THE Farmers Union of Wales (FUW) says Prime Minister Boris Johnson's comments on the crisis surrounding the sector in the UK has 'disgusted' the farming community.

The process of slaughtering healthy pigs has begun on many a British farm, with farmers forced to kill animals to make space and ensure welfare of their livestock.

This comes following an ongoing shortage of workers at slaughterhouses brought on by both Brexit and the Covid-19 pandemic.

Industry experts said the carcasses would most likely be turned into biodiesel and other non-food products, because they cannot be classed as fit for consumption.

Prime Minister Mr Johnson angered farmers all over the country with comments made during in an interview with Andrew Marr last week.

He said: "I hate to break it you Andrew, but our food processing industry does involve the killing of a lot of animals. That is the reality.

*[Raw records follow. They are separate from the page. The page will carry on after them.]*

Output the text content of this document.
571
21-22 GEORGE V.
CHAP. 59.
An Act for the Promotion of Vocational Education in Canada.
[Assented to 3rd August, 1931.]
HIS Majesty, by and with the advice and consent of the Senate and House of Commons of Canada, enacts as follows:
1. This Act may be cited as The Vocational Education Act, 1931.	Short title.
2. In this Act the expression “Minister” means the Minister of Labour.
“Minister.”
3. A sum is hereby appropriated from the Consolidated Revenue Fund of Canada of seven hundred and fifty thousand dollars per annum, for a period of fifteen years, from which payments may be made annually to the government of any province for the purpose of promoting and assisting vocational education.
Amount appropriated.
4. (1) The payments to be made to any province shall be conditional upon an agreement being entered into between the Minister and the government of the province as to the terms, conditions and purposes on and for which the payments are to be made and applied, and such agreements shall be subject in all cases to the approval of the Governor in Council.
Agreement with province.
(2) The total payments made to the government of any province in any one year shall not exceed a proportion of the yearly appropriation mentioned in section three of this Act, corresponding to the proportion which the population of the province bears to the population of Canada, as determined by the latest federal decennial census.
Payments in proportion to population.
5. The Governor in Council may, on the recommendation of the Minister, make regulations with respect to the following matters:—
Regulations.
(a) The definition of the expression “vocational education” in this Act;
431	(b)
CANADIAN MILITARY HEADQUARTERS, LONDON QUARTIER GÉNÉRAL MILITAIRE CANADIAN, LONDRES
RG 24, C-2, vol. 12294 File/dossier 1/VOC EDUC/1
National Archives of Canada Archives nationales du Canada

Your viewers need to understand that is what happens."

He also went on to seemingly blame the industry for not providing the pay or conditions to attract enough domestic workers to the job by adding: "You are talking again about a shortage of a particular type of workforce,”

“What I think needs to happen… there is a question about the types of job that are being done, the pay that is being offered, the levels of automation, the levels of investment in those jobs.”

The FUW have labelled Mr Johnson's views on the industry as 'disgusting'.

A spokesperson said: "Thankfully it seems that Wales is far less impacted by this problems because we have so few pigs compared with England, but this and other Brexit problems affecting the food supply chain have been warned of by the FUW and other industry bodies for years, and we have repeatedly highlighted a list of actions that only the UK Government can take to prevent what is now happening.

"It is therefore quite disgraceful for the UK Government to blame industry for not preparing for the impacts of Brexit when they have refused to listen for so long, and the Prime Minister's comments about the crisis have particularly disgusted the farming and food producing community."